[Date Prev][Date Next][Thread Prev][Thread Next][Date Index][Thread Index]
Re: Improvement of remailer security
On Fri, 11 Mar 1994 01:00:37 -0500 (EST), Matthew J Ghio
<[email protected]> said:
> [email protected] (Axel Boldt):
>> Even the current pgp encryption scheme offered by some remailers
>> doesn't help much, once the incoming and outgoing messages are
>> known: just take the outgoing message from the remailer, encrypt
>> it with the remailer's public key, compare this to the incoming
>> messages and you know who sent this message (repeat if a chain
>> of remailers was used).
> Nope... PGP encrypts the message with a random IDEA key, and then
> encrypts the IDEA key with RSA. You'd have to guess which IDEA key was
> used, and encrypt that with RSA. The SS couldn't guess 2^128 possible
> IDEA keys [...]
Thanks for pointing this out.
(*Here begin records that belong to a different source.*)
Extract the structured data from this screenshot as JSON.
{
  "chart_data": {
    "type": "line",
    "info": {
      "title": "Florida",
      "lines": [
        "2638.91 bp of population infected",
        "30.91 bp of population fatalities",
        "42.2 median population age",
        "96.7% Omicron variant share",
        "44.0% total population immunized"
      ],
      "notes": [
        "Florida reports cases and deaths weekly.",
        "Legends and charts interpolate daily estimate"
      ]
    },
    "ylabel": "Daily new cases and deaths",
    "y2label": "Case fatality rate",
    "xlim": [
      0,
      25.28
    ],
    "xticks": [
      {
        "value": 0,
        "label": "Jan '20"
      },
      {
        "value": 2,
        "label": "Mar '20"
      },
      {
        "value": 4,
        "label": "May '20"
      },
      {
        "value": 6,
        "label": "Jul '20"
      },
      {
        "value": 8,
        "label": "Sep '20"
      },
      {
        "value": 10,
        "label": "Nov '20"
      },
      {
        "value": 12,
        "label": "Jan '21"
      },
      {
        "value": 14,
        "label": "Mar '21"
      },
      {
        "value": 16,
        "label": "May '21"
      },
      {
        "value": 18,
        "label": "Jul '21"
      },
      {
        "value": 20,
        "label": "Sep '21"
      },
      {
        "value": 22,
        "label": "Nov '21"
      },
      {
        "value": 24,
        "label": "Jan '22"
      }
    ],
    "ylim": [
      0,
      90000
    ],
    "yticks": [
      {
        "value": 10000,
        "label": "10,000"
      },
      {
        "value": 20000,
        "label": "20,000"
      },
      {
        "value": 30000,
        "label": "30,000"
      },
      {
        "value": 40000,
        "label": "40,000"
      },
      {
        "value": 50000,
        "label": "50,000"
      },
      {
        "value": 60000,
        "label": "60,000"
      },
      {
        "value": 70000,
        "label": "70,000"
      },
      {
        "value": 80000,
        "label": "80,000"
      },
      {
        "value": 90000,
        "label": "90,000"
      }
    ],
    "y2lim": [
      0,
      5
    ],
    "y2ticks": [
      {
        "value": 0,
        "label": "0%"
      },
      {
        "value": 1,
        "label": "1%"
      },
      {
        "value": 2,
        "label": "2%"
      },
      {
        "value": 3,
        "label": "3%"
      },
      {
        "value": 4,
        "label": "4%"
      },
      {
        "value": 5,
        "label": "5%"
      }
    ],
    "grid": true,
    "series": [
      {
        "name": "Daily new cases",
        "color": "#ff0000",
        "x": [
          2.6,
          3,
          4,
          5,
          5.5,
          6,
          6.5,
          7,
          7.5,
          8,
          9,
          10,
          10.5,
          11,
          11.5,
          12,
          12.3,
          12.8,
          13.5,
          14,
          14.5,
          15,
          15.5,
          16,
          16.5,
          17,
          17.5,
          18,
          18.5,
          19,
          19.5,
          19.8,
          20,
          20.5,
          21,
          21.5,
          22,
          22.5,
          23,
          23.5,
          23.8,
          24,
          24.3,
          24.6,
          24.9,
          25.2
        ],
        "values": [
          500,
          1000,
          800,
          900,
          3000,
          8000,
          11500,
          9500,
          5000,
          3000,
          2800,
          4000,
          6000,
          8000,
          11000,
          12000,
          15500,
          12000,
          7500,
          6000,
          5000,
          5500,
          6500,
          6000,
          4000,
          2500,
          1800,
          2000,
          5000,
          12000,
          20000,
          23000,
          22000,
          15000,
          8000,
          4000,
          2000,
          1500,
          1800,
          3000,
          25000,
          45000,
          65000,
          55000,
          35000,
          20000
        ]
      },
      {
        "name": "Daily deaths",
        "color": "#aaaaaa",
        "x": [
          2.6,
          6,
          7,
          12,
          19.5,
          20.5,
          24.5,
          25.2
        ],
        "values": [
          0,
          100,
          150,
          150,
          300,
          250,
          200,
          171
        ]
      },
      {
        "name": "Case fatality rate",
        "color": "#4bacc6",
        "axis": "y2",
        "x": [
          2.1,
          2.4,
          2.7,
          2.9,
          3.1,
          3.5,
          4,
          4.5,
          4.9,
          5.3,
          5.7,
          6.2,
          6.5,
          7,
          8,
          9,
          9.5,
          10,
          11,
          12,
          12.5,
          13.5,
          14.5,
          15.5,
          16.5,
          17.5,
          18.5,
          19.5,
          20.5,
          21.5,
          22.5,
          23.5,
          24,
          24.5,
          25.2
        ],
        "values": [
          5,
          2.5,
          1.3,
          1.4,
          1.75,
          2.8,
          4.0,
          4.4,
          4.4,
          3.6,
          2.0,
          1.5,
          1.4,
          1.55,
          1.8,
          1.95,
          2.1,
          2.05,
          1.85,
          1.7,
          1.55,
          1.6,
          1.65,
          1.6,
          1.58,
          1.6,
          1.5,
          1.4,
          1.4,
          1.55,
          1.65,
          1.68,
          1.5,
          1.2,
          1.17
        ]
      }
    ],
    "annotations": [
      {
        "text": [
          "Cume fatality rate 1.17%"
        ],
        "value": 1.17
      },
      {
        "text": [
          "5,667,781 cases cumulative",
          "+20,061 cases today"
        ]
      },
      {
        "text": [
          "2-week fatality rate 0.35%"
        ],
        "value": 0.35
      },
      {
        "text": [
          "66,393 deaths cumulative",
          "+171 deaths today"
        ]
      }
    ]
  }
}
I wasn't aware of the fact that pgp
encrypting is not deterministic in the sense that encrypting the same
message with the same public key need not result in the same output.
I guess that makes my whole suggestion pointless.
Axel
P.S. Pardon my ignorance: Doesn't this scheme you describe above make
the random generator the most attackable part of pgp encryption,
thereby sidestepping the whole RSA stuff?